Oh God! I can’t believe someone else said this — drafts and the Balkans

26 Feb

There’s so much to write about this that I don’t know where to start!

They actually believe — these are otherwise intelligent, educated people — that air currents of any kind will get you sick. They believe that a current can hit a particular part of your body and that you will get sick or cramped in that specific place. Taxi drivers used to have the best one: they were convinced that air coming from the open window of the right rear seat hit them right on the right side of the neck, so if you were the passenger you had to keep your window closed in 90 degree plus heat (and before air-conditioning) or the driver would flip out on you because the next day he would have a stiff neck right at that point. And it would be all your fault.

In Attica, which has the world’s most paradisiacal climate, nicer than even the Aegean islands, in big open marble rooms with gigantic windows, the second it goes below 70F everything slams shut and gets locked. (In this case, the fear of drafts becomes allied with the equally neurotic fear of robbers so that locking up house for the night becomes an elaborate ritual that would test the patience of a Hindu priest or the Kohanim at the Temple; believe me, if the scary Albanian feels like getting into your house he will; Albanians have a God-given persistent way of doing whatever they feel like; it’s just that they feel like so seldom.)

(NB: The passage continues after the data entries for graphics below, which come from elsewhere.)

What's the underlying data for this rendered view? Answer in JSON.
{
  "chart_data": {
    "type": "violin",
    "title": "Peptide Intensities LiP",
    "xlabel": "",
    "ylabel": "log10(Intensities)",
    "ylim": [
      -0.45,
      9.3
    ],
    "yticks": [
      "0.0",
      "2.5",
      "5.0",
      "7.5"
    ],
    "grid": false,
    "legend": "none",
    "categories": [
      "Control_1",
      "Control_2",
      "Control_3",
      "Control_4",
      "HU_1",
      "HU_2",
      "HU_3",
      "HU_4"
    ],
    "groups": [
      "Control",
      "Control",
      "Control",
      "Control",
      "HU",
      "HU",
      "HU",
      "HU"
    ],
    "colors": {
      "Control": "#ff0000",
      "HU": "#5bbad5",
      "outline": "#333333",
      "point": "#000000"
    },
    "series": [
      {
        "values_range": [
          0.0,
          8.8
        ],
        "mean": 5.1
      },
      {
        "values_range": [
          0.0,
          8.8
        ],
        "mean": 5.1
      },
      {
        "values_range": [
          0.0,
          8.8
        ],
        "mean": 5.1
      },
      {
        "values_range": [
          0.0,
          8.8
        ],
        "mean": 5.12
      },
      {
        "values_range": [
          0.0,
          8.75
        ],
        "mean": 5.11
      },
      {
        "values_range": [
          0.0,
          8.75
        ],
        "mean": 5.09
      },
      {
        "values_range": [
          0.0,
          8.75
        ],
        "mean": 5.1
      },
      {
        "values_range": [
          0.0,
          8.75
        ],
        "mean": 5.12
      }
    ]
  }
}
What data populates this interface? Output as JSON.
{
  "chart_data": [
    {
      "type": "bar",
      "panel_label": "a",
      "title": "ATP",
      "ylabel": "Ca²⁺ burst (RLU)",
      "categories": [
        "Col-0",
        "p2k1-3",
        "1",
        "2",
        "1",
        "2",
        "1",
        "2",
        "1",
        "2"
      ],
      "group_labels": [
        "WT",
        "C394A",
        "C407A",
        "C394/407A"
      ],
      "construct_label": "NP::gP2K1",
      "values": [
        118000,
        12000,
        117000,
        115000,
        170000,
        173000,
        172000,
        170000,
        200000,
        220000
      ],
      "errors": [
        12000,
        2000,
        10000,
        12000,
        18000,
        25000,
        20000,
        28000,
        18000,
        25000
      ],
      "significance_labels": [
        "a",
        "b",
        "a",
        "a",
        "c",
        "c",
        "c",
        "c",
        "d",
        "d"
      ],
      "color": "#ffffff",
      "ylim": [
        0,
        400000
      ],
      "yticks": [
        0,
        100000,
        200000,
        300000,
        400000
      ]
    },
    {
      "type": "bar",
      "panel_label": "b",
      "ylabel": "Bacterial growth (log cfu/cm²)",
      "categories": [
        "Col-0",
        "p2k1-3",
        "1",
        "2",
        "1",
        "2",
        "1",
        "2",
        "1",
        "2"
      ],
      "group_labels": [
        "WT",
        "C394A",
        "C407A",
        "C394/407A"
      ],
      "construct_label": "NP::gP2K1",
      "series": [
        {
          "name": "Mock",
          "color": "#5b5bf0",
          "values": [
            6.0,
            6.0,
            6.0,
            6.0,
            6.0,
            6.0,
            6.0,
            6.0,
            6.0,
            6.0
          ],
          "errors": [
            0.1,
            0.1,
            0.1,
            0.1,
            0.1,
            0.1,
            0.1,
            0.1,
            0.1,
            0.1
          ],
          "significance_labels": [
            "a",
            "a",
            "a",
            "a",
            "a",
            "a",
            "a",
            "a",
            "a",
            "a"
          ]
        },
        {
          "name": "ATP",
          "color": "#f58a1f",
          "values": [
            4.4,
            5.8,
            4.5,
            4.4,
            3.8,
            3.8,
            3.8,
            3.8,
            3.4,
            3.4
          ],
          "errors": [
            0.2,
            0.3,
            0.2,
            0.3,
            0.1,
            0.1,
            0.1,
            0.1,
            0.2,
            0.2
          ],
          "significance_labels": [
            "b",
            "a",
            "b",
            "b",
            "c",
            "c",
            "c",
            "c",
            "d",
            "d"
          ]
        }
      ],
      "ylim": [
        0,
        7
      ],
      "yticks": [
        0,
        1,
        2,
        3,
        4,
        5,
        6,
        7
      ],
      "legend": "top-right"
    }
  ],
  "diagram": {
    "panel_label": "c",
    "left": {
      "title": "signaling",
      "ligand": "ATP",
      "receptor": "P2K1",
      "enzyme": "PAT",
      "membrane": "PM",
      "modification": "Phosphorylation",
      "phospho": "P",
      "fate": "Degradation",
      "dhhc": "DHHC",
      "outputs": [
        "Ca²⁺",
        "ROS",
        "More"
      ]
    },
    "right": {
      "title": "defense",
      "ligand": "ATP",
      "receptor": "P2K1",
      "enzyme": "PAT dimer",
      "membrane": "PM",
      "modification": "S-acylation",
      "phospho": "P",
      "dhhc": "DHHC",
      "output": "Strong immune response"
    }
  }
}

It’s like bleeding a patient in the Middle Ages with cutting or leeches or something. “Oh, we bled the patient but he died anyway.” No, the patient died because you bled him. I dread going on long car trips with friends or relatives here because someone is always cold and the windows have to be shut. So at the beginning of the trip one person might be coughing, so you close the windows and at the end of the trip everyone is coughing. “We grabbed it” — as the expression goes — even though they closed the windows. No, we all “grabbed” it because we closed the windows and we’ve all been breathing the same stale air for the past five hours.

I used to open the windows by the treadmills at the gym I used to go to in Pagrati. “But we’ll be sweating” this poor, terrified girl finally had the courage to say to me once. Yes, and sweating is the body’s way of maintaining healthy temperature so that you don’t die. Finally, everyone just moved over when the crazy American showed up.

Then they go to their doctor at a drop of the hat, who gives them antibiotics at a drop of the hat, and that just compromises their immune system worse. I know people here who do at least one course of antibiotics every winter. And that’s insanely unhealthy!

They take such tender care of themselves and they’re all always sick. And they never thought to investigate that paradox.

He dicho. Thanks for letting me rant, Mr. Esteso.